Un ouvrage récent qui fait le point sur l’évolution de ces territoires issus de la décomposition de l’URSS mais qui trébuchent sur l’islam et l’autoritarisme.
Bruno Modica est chargé de cours en relations internationales à la Prépa Ena de l’IEP de Lille,chargé de mission auprès de l’académie polaire d’État de Saint Pétersbourg, rédacteur au CNED.
Situées au cœur de la route de la soie, carrefour entre l’Orient et l’Occident, terres parcourues par les grands conquérants, les cinq républiques d’Asie centrale sont autant de territoires mal connus mais très aprement disputés hier comme aujourd’hui.
Ces territoires qui occupent une position stratégique, au cœur de l’empire des terres, sont dans une situation difficile du point de vue économique. La décomposition de l’État soviétique et des structures d’assistante qu’il apportait, médecine, alphabétisation, a favorisé l’émergence des fondamentalismes et la renaissance des factions tribales qui existaient auraravant mais dont les partis communistes locaux limitaient les affrontements.

Le retour des pratiques autoritaires

Les deux auteurs avancent la thèse selon laquelle ces États ont très rapidement rompu avec l’évolution démocratique qui a suivi leur indépendance et ont très vite renoué avec les pratiques autoritaires qui prévalaient. Cela est renforcé d’ailleurs par le contrôle exercé sur les moyens d’information et la réapparition dans deux des cinq pays d’un culte de la personnalité plus ou moins affirmé. Celui d’Islam Karimov semble plus « modéré » que celui dont s’entoure le président à vie, Turkmenbashi, père de tous les turkmènes, Saparmourad Niazov.
Mais dans les trois autres territoires, et au delà même, comme dans le Caucase avec l’Azerbaïdjan, en Biélorussie très récemment et de façon manifeste en Russie, lesobservateurs parlent d’une forme de national populisme qui vient, avec des méthodes proches, remplacer le soviétisme.
Dans les pays de l’Asie centrale, le facteur religieux avec l’Islam fondamentaliste joue un rôle spécifique. Les explications sont d’ailleurs un peu succintes et on aurait aimé trouver dans cet ouvrage des points plus précis sur la spécificité de cet islam d’Asie centrale qui s’est en partie effacé devant le wahabbisme d’importation, favorisé par le Pakistan et les États-Unis au moment de la guerre
d’Afghanistan.

Népotisme, tribalisme, corruption

Particulièrement étonnante également, malgré une étude sur l’économie synthétique et pertinente, la trop faible prise en compte des facteurs énergétiques et miniers comme élément décisif de l’action des puissances dans la région. La mine d’or de Kantor au Kirghizistan, les gazoducs du Kazakhstan en direction de la Chne ne sont pas assez resitués dans ce contexte global. De la même façon, le subtil « grand jeu » à trois des États-Unis, de la Russie et de la Chine, n’apparait pas vraiment.
Cela aurait pu être facilement corrigé par l’ajout de quelques cartes qui auraient sans doute éclairé l’ensemble. (Tracés des oléoducs, localisation des bases militaires russes et étasuniennes, localisation des matières premières, etc.)
En fait c’est dans la partie touchant aux groupes tribaux, aux explications ethniques dans la formation des pouvoirs actuels que les deux linguistes apportent vraiment des informations et des grilles de compréhension de ces phénomènes qui relèvent bien entendu du népotisme traditionnel que l’on peut observer sous toute sles latitudes mais qui sont spécifiques à cette mosaïque ethnique et tribale.

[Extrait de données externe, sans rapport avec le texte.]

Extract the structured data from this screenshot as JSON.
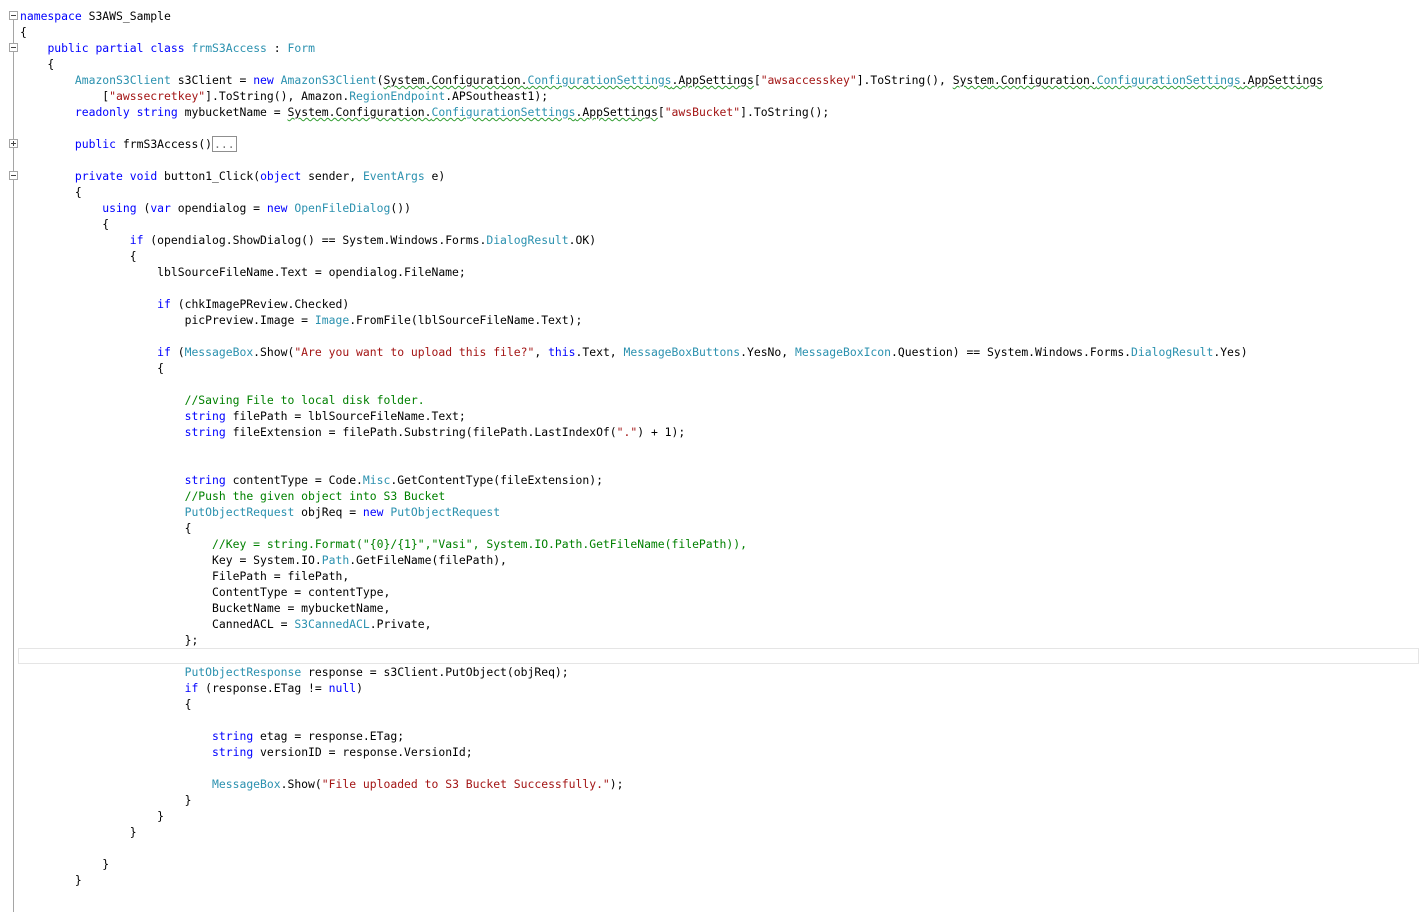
{
  "editor": {
    "name": "code-editor",
    "lines": [
      "namespace S3AWS_Sample",
      "{",
      "    public partial class frmS3Access : Form",
      "    {",
      "        AmazonS3Client s3Client = new AmazonS3Client(System.Configuration.ConfigurationSettings.AppSettings[\"awsaccesskey\"].ToString(), System.Configuration.ConfigurationSettings.AppSettings",
      "            [\"awssecretkey\"].ToString(), Amazon.RegionEndpoint.APSoutheast1);",
      "        readonly string mybucketName = System.Configuration.ConfigurationSettings.AppSettings[\"awsBucket\"].ToString();",
      "",
      "        public frmS3Access()...",
      "",
      "        private void button1_Click(object sender, EventArgs e)",
      "        {",
      "            using (var opendialog = new OpenFileDialog())",
      "            {",
      "                if (opendialog.ShowDialog() == System.Windows.Forms.DialogResult.OK)",
      "                {",
      "                    lblSourceFileName.Text = opendialog.FileName;",
      "",
      "                    if (chkImagePReview.Checked)",
      "                        picPreview.Image = Image.FromFile(lblSourceFileName.Text);",
      "",
      "                    if (MessageBox.Show(\"Are you want to upload this file?\", this.Text, MessageBoxButtons.YesNo, MessageBoxIcon.Question) == System.Windows.Forms.DialogResult.Yes)",
      "                    {",
      "",
      "                        //Saving File to local disk folder.",
      "                        string filePath = lblSourceFileName.Text;",
      "                        string fileExtension = filePath.Substring(filePath.LastIndexOf(\".\") + 1);",
      "",
      "",
      "                        string contentType = Code.Misc.GetContentType(fileExtension);",
      "                        //Push the given object into S3 Bucket",
      "                        PutObjectRequest objReq = new PutObjectRequest",
      "                        {",
      "                            //Key = string.Format(\"{0}/{1}\",\"Vasi\", System.IO.Path.GetFileName(filePath)),",
      "                            Key = System.IO.Path.GetFileName(filePath),",
      "                            FilePath = filePath,",
      "                            ContentType = contentType,",
      "                            BucketName = mybucketName,",
      "                            CannedACL = S3CannedACL.Private,",
      "                        };",
      "",
      "                        PutObjectResponse response = s3Client.PutObject(objReq);",
      "                        if (response.ETag != null)",
      "                        {",
      "",
      "                            string etag = response.ETag;",
      "                            string versionID = response.VersionId;",
      "",
      "                            MessageBox.Show(\"File uploaded to S3 Bucket Successfully.\");",
      "                        }",
      "                    }",
      "                }",
      "",
      "            }",
      "        }"
    ],
    "current_line": 40,
    "collapsed_region_text": "...",
    "colors": {
      "keyword": "#0000ff",
      "type": "#2b91af",
      "string": "#a31515",
      "comment": "#008000",
      "warning_squiggle": "#2e9b2e"
    }
  }
}
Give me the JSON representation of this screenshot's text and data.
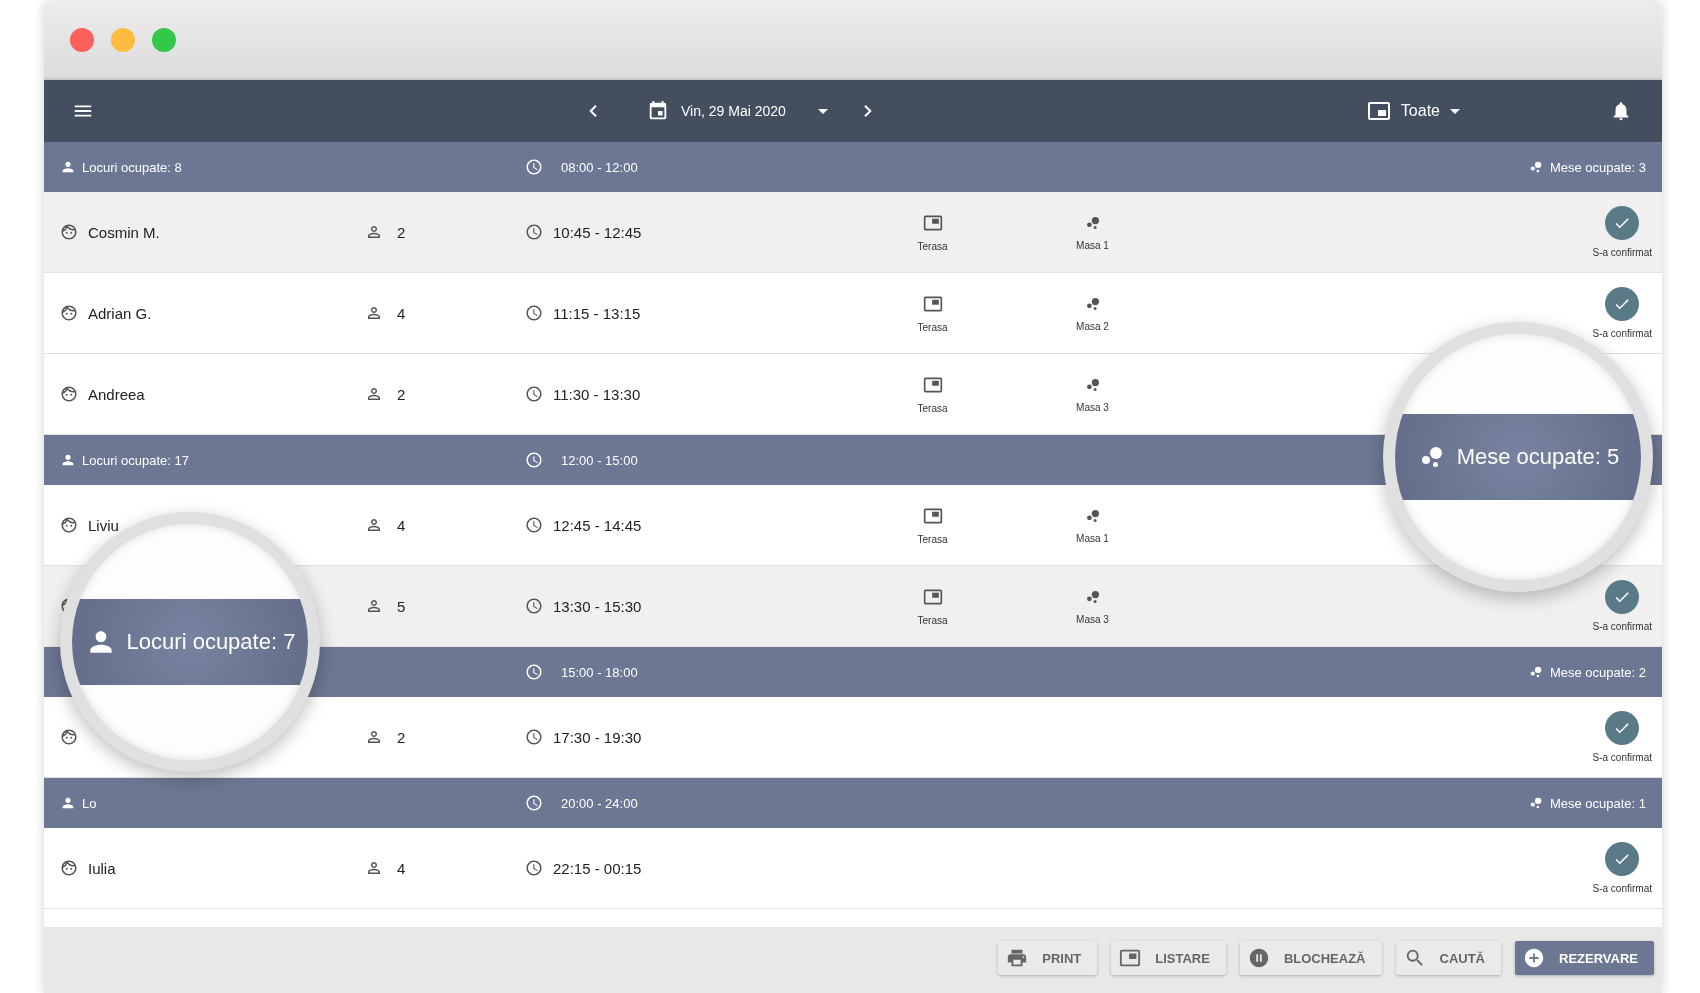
{
  "toolbar": {
    "date": "Vin, 29 Mai 2020",
    "filter": "Toate"
  },
  "groups": [
    {
      "seats": "Locuri ocupate: 8",
      "time": "08:00 - 12:00",
      "tables": "Mese ocupate: 3",
      "reservations": [
        {
          "name": "Cosmin M.",
          "guests": "2",
          "time": "10:45 - 12:45",
          "area": "Terasa",
          "table": "Masa 1",
          "status": "S-a confirmat",
          "confirmed": true,
          "shaded": true
        },
        {
          "name": "Adrian G.",
          "guests": "4",
          "time": "11:15 - 13:15",
          "area": "Terasa",
          "table": "Masa 2",
          "status": "S-a confirmat",
          "confirmed": true,
          "shaded": false
        },
        {
          "name": "Andreea",
          "guests": "2",
          "time": "11:30 - 13:30",
          "area": "Terasa",
          "table": "Masa 3",
          "shaded": false
        }
      ]
    },
    {
      "seats": "Locuri ocupate: 17",
      "time": "12:00 - 15:00",
      "reservations": [
        {
          "name": "Liviu",
          "guests": "4",
          "time": "12:45 - 14:45",
          "area": "Terasa",
          "table": "Masa 1",
          "shaded": false
        },
        {
          "guests": "5",
          "time": "13:30 - 15:30",
          "area": "Terasa",
          "table": "Masa 3",
          "status": "S-a confirmat",
          "confirmed": true,
          "shaded": true
        }
      ]
    },
    {
      "time": "15:00 - 18:00",
      "tables": "Mese ocupate: 2",
      "reservations": [
        {
          "guests": "2",
          "time": "17:30 - 19:30",
          "status": "S-a confirmat",
          "confirmed": true,
          "shaded": false
        }
      ]
    },
    {
      "seats": "Lo",
      "time": "20:00 - 24:00",
      "tables": "Mese ocupate: 1",
      "reservations": [
        {
          "name": "Iulia",
          "guests": "4",
          "time": "22:15 - 00:15",
          "status": "S-a confirmat",
          "confirmed": true,
          "shaded": false
        }
      ]
    }
  ],
  "magnifiers": [
    {
      "kind": "tables",
      "text": "Mese ocupate: 5"
    },
    {
      "kind": "seats",
      "text": "Locuri ocupate: 7"
    }
  ],
  "actions": [
    {
      "kind": "print",
      "label": "PRINT",
      "primary": false
    },
    {
      "kind": "list",
      "label": "LISTARE",
      "primary": false
    },
    {
      "kind": "block",
      "label": "BLOCHEAZĂ",
      "primary": false
    },
    {
      "kind": "search",
      "label": "CAUTĂ",
      "primary": false
    },
    {
      "kind": "add",
      "label": "REZERVARE",
      "primary": true
    }
  ]
}
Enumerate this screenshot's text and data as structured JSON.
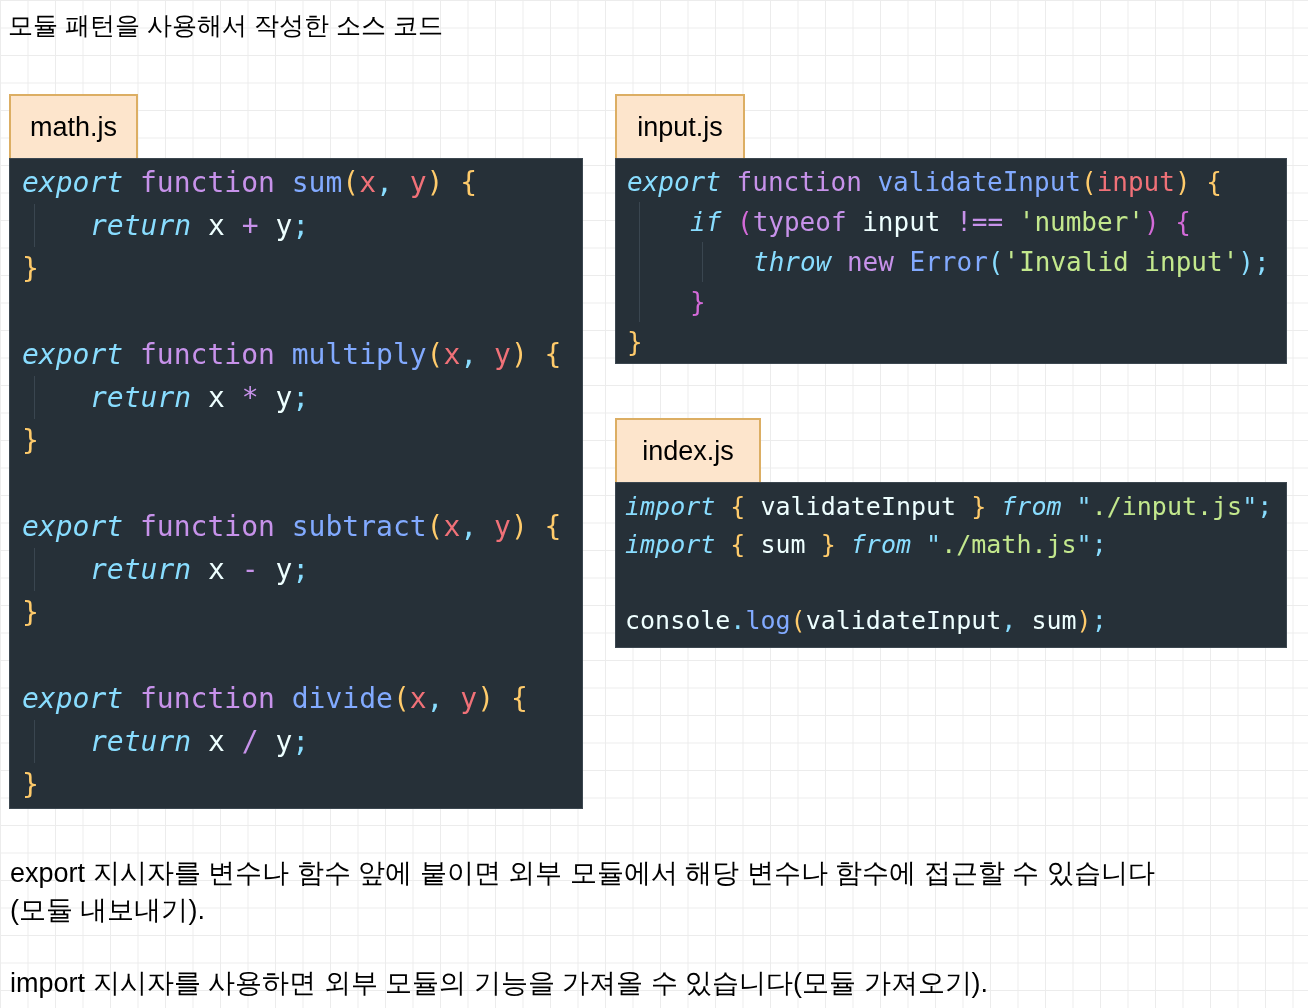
{
  "title": "모듈 패턴을 사용해서 작성한 소스 코드",
  "files": [
    {
      "name": "math.js",
      "blocks": [
        {
          "lines": [
            {
              "tokens": [
                {
                  "kind": "keyword",
                  "text": "export "
                },
                {
                  "kind": "storage",
                  "text": "function "
                },
                {
                  "kind": "function",
                  "text": "sum"
                },
                {
                  "kind": "brace",
                  "text": "("
                },
                {
                  "kind": "param",
                  "text": "x"
                },
                {
                  "kind": "punct",
                  "text": ", "
                },
                {
                  "kind": "param",
                  "text": "y"
                },
                {
                  "kind": "brace",
                  "text": ") {"
                }
              ],
              "children": [
                {
                  "tokens": [
                    {
                      "kind": "keyword",
                      "text": "return "
                    },
                    {
                      "kind": "plain",
                      "text": "x "
                    },
                    {
                      "kind": "operator",
                      "text": "+ "
                    },
                    {
                      "kind": "plain",
                      "text": "y"
                    },
                    {
                      "kind": "punct",
                      "text": ";"
                    }
                  ]
                }
              ]
            },
            {
              "tokens": [
                {
                  "kind": "brace",
                  "text": "}"
                }
              ]
            }
          ]
        },
        {
          "lines": [
            {
              "tokens": [
                {
                  "kind": "keyword",
                  "text": "export "
                },
                {
                  "kind": "storage",
                  "text": "function "
                },
                {
                  "kind": "function",
                  "text": "multiply"
                },
                {
                  "kind": "brace",
                  "text": "("
                },
                {
                  "kind": "param",
                  "text": "x"
                },
                {
                  "kind": "punct",
                  "text": ", "
                },
                {
                  "kind": "param",
                  "text": "y"
                },
                {
                  "kind": "brace",
                  "text": ") {"
                }
              ],
              "children": [
                {
                  "tokens": [
                    {
                      "kind": "keyword",
                      "text": "return "
                    },
                    {
                      "kind": "plain",
                      "text": "x "
                    },
                    {
                      "kind": "operator",
                      "text": "* "
                    },
                    {
                      "kind": "plain",
                      "text": "y"
                    },
                    {
                      "kind": "punct",
                      "text": ";"
                    }
                  ]
                }
              ]
            },
            {
              "tokens": [
                {
                  "kind": "brace",
                  "text": "}"
                }
              ]
            }
          ]
        },
        {
          "lines": [
            {
              "tokens": [
                {
                  "kind": "keyword",
                  "text": "export "
                },
                {
                  "kind": "storage",
                  "text": "function "
                },
                {
                  "kind": "function",
                  "text": "subtract"
                },
                {
                  "kind": "brace",
                  "text": "("
                },
                {
                  "kind": "param",
                  "text": "x"
                },
                {
                  "kind": "punct",
                  "text": ", "
                },
                {
                  "kind": "param",
                  "text": "y"
                },
                {
                  "kind": "brace",
                  "text": ") {"
                }
              ],
              "children": [
                {
                  "tokens": [
                    {
                      "kind": "keyword",
                      "text": "return "
                    },
                    {
                      "kind": "plain",
                      "text": "x "
                    },
                    {
                      "kind": "operator",
                      "text": "- "
                    },
                    {
                      "kind": "plain",
                      "text": "y"
                    },
                    {
                      "kind": "punct",
                      "text": ";"
                    }
                  ]
                }
              ]
            },
            {
              "tokens": [
                {
                  "kind": "brace",
                  "text": "}"
                }
              ]
            }
          ]
        },
        {
          "lines": [
            {
              "tokens": [
                {
                  "kind": "keyword",
                  "text": "export "
                },
                {
                  "kind": "storage",
                  "text": "function "
                },
                {
                  "kind": "function",
                  "text": "divide"
                },
                {
                  "kind": "brace",
                  "text": "("
                },
                {
                  "kind": "param",
                  "text": "x"
                },
                {
                  "kind": "punct",
                  "text": ", "
                },
                {
                  "kind": "param",
                  "text": "y"
                },
                {
                  "kind": "brace",
                  "text": ") {"
                }
              ],
              "children": [
                {
                  "tokens": [
                    {
                      "kind": "keyword",
                      "text": "return "
                    },
                    {
                      "kind": "plain",
                      "text": "x "
                    },
                    {
                      "kind": "operator",
                      "text": "/ "
                    },
                    {
                      "kind": "plain",
                      "text": "y"
                    },
                    {
                      "kind": "punct",
                      "text": ";"
                    }
                  ]
                }
              ]
            },
            {
              "tokens": [
                {
                  "kind": "brace",
                  "text": "}"
                }
              ]
            }
          ]
        }
      ]
    },
    {
      "name": "input.js",
      "blocks": [
        {
          "lines": [
            {
              "tokens": [
                {
                  "kind": "keyword",
                  "text": "export "
                },
                {
                  "kind": "storage",
                  "text": "function "
                },
                {
                  "kind": "function",
                  "text": "validateInput"
                },
                {
                  "kind": "brace",
                  "text": "("
                },
                {
                  "kind": "param",
                  "text": "input"
                },
                {
                  "kind": "brace",
                  "text": ") {"
                }
              ],
              "children": [
                {
                  "tokens": [
                    {
                      "kind": "keyword",
                      "text": "if "
                    },
                    {
                      "kind": "nested",
                      "text": "("
                    },
                    {
                      "kind": "storage",
                      "text": "typeof "
                    },
                    {
                      "kind": "plain",
                      "text": "input "
                    },
                    {
                      "kind": "operator",
                      "text": "!== "
                    },
                    {
                      "kind": "string",
                      "text": "'number'"
                    },
                    {
                      "kind": "nested",
                      "text": ") {"
                    }
                  ],
                  "children": [
                    {
                      "tokens": [
                        {
                          "kind": "keyword",
                          "text": "throw "
                        },
                        {
                          "kind": "storage",
                          "text": "new "
                        },
                        {
                          "kind": "function",
                          "text": "Error"
                        },
                        {
                          "kind": "punct",
                          "text": "("
                        },
                        {
                          "kind": "string",
                          "text": "'Invalid input'"
                        },
                        {
                          "kind": "punct",
                          "text": ");"
                        }
                      ]
                    }
                  ]
                },
                {
                  "tokens": [
                    {
                      "kind": "nested",
                      "text": "}"
                    }
                  ]
                }
              ]
            },
            {
              "tokens": [
                {
                  "kind": "brace",
                  "text": "}"
                }
              ]
            }
          ]
        }
      ]
    },
    {
      "name": "index.js",
      "blocks": [
        {
          "lines": [
            {
              "tokens": [
                {
                  "kind": "keyword",
                  "text": "import "
                },
                {
                  "kind": "brace",
                  "text": "{ "
                },
                {
                  "kind": "plain",
                  "text": "validateInput "
                },
                {
                  "kind": "brace",
                  "text": "} "
                },
                {
                  "kind": "keyword",
                  "text": "from "
                },
                {
                  "kind": "punct",
                  "text": "\""
                },
                {
                  "kind": "string",
                  "text": "./input.js"
                },
                {
                  "kind": "punct",
                  "text": "\";"
                }
              ]
            },
            {
              "tokens": [
                {
                  "kind": "keyword",
                  "text": "import "
                },
                {
                  "kind": "brace",
                  "text": "{ "
                },
                {
                  "kind": "plain",
                  "text": "sum "
                },
                {
                  "kind": "brace",
                  "text": "} "
                },
                {
                  "kind": "keyword",
                  "text": "from "
                },
                {
                  "kind": "punct",
                  "text": "\""
                },
                {
                  "kind": "string",
                  "text": "./math.js"
                },
                {
                  "kind": "punct",
                  "text": "\";"
                }
              ]
            }
          ]
        },
        {
          "lines": [
            {
              "tokens": [
                {
                  "kind": "plain",
                  "text": "console"
                },
                {
                  "kind": "punct",
                  "text": "."
                },
                {
                  "kind": "function",
                  "text": "log"
                },
                {
                  "kind": "brace",
                  "text": "("
                },
                {
                  "kind": "plain",
                  "text": "validateInput"
                },
                {
                  "kind": "punct",
                  "text": ", "
                },
                {
                  "kind": "plain",
                  "text": "sum"
                },
                {
                  "kind": "brace",
                  "text": ")"
                },
                {
                  "kind": "punct",
                  "text": ";"
                }
              ]
            }
          ]
        }
      ]
    }
  ],
  "notes": [
    "export 지시자를 변수나 함수 앞에 붙이면 외부 모듈에서 해당 변수나 함수에 접근할 수 있습니다 (모듈 내보내기).",
    "import 지시자를 사용하면 외부 모듈의 기능을 가져올 수 있습니다(모듈 가져오기)."
  ]
}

Autoritarisme, culte de la personnalité, nationalisme

Les deux auteurs ne cachent pas leur pessimisme sur l’évolution de cette région, et on peut difficilement leur donner tort. Les dernières péripéties en Biélorussie, la révolution kirghize et le durcissement de tous les pouvoirs qui s’en est suivi le démontrent aisément. Les régimes d’Asie centrale agitent l’épouvantail d’un Islam fondamentalisme pour justifier leur dérive autoritaire. Les grandes puissances dans leur grand jeu subtil utilisent des pions plus où moins contrôlables et dans le même temps, les populations de ces territoires, à l’exception peut-être du Kazakhstan voient leur niveau de vie s’effondrer.
Cela n’empêche pas les dictateurs locaux de vivre comme des satrapes et de réactiver une histoire magnifiée et souvent fausse pour fonder une unité nationale récente et encore largement artificielle dans un espace marqué par la perméabilité des frontières.